COMPLEX MACHINES
If you look around you, you will for sure find examples of complex machines at work. Just look at your stapler on your desk. That’s a complicated machine. Why? Because the definition of a complex machine is a machine made up of two or more simple machines that make your work easier to do. Take your stapler. Doesn’t this complex machine make your work of stapling a few pieces of paper together easier? Can you imagine stapling them together without the use of a stapler? You’d be standing with a little piece of wire and a hammer trying to hammer the wire through your pieces of paper. It doesn’t sound so easy. In this way, your little stapler now seems like a pretty mighty tool.
MOTOR ENGINES
Motor engine is generally called any machine that produces a driving useful mechanical work. Such machines are of railways, ships, cars, planes, various pumps, and power generator engines. The layout of the modern engine in general is such that the movement of the so-called axis of the machine is finally achieved, from which the driving or useful work is received. All engines during their operation normally receive energy of some form e.g. thermal, electrical, or hydraulic, etc. and turn it (more accurately) into a mechanical energy or a driving project. Depending on the form of energy used by the driving machines, they are divided into:
- Thermal engines: This category includes locomotives, locomotives, gas turbines, petrol or petrol engines, gas engines, diesel engines or engines, etc.
- Hydraulic motors. In this category machines consume hydraulic energy.
- Electric motors or electric motors.
THERMAL MACHINES
Thermal motors or thermomotors are called machines, which convert the heat generated by the chemical energy of combustion into a mechanical Work. Depending on how combustion is carried out, are divided into two categories: internal combustion engines (S.E.C.) and external combustion engines or locomotives.
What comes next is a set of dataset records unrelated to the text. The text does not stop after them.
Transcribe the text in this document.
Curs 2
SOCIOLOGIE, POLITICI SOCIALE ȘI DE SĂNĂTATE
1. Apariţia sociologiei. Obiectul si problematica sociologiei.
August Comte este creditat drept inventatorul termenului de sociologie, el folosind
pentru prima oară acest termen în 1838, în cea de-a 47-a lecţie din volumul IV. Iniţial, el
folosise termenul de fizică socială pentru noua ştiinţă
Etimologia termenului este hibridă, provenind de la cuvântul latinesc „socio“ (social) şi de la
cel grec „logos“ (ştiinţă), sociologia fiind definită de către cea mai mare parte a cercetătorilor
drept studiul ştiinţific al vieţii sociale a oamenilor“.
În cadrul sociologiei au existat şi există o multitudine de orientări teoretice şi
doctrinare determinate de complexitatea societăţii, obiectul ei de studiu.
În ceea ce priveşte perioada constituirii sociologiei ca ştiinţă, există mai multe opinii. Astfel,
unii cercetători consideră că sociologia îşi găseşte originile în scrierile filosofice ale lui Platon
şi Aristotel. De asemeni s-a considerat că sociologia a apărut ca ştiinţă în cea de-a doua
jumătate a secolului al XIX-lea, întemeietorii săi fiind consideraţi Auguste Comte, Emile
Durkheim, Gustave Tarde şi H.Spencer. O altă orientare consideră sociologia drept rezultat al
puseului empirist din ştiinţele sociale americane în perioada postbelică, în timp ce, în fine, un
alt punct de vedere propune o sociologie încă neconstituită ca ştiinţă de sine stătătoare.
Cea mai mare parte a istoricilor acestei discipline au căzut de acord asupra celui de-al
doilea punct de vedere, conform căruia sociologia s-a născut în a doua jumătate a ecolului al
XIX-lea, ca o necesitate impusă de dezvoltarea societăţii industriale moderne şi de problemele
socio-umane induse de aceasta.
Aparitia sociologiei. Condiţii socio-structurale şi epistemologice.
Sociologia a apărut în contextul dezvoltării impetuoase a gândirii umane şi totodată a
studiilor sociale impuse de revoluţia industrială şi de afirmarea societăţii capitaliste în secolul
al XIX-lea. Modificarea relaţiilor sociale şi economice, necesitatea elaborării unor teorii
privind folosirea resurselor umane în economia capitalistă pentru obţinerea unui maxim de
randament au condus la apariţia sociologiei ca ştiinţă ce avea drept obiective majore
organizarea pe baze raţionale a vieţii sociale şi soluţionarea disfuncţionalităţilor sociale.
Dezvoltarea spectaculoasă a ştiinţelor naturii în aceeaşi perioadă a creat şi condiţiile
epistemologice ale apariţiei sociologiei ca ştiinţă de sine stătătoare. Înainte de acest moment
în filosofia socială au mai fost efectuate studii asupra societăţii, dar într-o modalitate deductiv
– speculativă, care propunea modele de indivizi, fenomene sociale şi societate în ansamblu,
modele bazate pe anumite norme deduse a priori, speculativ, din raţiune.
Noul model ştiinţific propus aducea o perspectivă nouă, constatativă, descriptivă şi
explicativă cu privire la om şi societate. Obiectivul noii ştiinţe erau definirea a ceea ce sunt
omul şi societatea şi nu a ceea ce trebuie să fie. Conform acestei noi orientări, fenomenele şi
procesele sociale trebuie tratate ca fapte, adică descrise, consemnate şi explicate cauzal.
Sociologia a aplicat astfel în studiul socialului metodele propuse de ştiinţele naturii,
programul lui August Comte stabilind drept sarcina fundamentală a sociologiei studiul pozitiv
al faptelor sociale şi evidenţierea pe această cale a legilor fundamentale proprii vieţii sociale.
- Internal combustion is called the engines which as a means of producing a Work use the combustion of the fuel inside the engine and the Work is produced by the resulting heat gases, which have high temperature and pressure, as is the case with the petrol and diesel engines of the cars and in the airplane’s turbine.
- External combustion is called machines where combustion does not take place in the Work area, but outside it and where the means of production are not the exhausted gases, but another element such as water. This category includes steam turbines, locomotives.
Depending on how thermal energy is converted into a mechanical Work, thermal engines are distinguished in piston or reciprocating (applicable to both internal and external combustion engines) and rotary or turbines (gas turbines are also called gas turbines and external combustion engines).
In particular, however, in piston -reciprocating internal combustion engines, the ignition in the cylinder can be carried out either by means of an external medium (e.g. spark), or automatically, due to high fuel compression along with the air required for combustion. Engines belonging in the first case, (the most representative engine is the Otto Engine (car engines)), are distinguished into gas and petrol engines, while in the second category diesel engines are included.
Laboratory Excercise – THERMAL EXPANSION |
HIYDRAULIC MACHINES
Electric motors convert mechanical energy into electrical (generators) or vice versa (engines). The operating principle is based on the production of electrokinetic forces by electromagnetic induction. For this purpose, we use the rate of change of the magnetic flow produced into one part of the machine, called inductive and imposes electromagnetic induction int other part, that takes the name inductor. Flow conversion is achieved through a rotational motion between the inductive and the inducer. The fixed part of the machine is called a stator, the mobile rotor.